Late Holocene relative sea-level (RSL) reconstructions can be used to estimate rates of land‑level (subsidence or uplift) change and therefore to modify global sea‑level projections for regional conditions. These reconstructions also provide the long-term benchmark against which modern trends are compared and an opportunity to understand the response of sea level to past climate variability. To address a spatial absence of late Holocene data in Florida and Georgia, we reconstructed ~1.3 m of RSL rise in northeastern Florida (USA) during the past ~2600 years using plant remains and foraminifera in a dated core of high salt‑marsh sediment.
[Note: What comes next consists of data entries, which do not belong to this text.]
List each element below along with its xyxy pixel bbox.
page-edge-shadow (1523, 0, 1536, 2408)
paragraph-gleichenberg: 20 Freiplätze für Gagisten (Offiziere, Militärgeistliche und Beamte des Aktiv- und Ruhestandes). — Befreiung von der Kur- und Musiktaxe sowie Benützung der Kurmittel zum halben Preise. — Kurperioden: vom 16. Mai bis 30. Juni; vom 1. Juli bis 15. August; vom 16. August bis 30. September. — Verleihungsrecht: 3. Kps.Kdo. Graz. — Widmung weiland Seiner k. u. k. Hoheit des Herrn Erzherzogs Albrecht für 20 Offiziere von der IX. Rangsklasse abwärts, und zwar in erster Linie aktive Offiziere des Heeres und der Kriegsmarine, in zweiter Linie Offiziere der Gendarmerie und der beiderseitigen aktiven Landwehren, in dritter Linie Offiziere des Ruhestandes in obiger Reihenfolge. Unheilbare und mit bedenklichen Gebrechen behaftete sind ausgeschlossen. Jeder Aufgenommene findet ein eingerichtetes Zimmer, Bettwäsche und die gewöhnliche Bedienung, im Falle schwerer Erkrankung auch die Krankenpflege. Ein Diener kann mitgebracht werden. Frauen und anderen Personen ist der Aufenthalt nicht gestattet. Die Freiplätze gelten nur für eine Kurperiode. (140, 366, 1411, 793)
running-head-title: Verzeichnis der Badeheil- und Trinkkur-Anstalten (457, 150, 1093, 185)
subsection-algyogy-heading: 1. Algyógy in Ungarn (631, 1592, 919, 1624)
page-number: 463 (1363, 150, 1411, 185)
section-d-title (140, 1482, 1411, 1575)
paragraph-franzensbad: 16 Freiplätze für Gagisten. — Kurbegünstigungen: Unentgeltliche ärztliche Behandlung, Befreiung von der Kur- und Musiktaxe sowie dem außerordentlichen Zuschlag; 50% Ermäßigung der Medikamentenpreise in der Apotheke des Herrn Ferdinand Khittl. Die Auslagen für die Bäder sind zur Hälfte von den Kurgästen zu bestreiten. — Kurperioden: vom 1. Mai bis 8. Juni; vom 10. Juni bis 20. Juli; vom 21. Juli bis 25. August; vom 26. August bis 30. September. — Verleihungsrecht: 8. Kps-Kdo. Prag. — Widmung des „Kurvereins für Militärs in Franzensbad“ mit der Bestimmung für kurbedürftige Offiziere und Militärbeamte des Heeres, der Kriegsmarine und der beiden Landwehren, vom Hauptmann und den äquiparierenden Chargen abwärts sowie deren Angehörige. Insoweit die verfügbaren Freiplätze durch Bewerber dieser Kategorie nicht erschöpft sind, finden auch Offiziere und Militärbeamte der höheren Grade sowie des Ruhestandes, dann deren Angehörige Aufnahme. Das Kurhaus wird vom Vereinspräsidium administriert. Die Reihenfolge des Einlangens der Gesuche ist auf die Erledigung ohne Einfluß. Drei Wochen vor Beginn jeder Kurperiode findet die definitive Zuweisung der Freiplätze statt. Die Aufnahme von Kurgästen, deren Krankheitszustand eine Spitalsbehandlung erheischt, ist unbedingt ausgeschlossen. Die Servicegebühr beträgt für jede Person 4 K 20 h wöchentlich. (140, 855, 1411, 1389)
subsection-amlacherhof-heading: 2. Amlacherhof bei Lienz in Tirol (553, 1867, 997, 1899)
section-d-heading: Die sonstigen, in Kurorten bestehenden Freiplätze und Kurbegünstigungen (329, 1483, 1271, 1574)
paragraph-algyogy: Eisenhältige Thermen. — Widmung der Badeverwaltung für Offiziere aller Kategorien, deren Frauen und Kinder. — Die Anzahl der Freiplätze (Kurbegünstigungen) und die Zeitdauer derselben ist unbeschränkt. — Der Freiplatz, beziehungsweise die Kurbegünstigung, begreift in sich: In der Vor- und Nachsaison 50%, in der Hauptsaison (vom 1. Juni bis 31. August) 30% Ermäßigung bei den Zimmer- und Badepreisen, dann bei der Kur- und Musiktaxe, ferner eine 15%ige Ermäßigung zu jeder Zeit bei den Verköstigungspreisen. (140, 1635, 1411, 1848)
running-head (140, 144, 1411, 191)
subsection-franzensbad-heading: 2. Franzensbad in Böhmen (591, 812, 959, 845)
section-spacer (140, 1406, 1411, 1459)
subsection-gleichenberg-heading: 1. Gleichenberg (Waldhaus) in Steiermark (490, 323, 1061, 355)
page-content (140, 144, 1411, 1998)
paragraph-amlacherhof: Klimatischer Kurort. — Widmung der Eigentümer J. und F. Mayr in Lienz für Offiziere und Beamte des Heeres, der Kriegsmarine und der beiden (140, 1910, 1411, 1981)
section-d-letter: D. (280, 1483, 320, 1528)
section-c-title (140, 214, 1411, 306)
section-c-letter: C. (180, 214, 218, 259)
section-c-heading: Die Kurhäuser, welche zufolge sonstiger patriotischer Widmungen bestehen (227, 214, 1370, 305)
The reconstruction was fused with tide-gauge data from nearby Fernandina Beach, which measured 1.91 ± 0.26 mm/yr of RSL rise since 1900 CE. The average rate of RSL rise prior to 1800 CE was 0.41 ± 0.08 mm/yr. Assuming negligible change in global mean sea level from meltwater input/removal and thermal expansion/contraction, this sea-level history approximates net land‑level (subsidence and geoid) change, principally from glacio‑isostatic adjustment. Historic rates of rise commenced at 1850-1890 CE and it is virtually certain (P=0.99) that the average rate of 20th century RSL rise in northeastern Florida was faster than during any of the preceding 26 centuries. The linearity of RSL rise in Florida is in contrast to the variability reconstructed at sites further north on the U.S. Atlantic coast and may suggest a role for ocean dynamic effects in explaining these more variable RSL reconstructions. Comparison of the difference between reconstructed rates of late Holocene RSL rise and historic trends measured by tide gauges indicates that 20th century sea-level trends along the U.S. Atlantic coast are not dominated by the characteristic spatial fingerprint of melting of the Greenland Ice Sheet.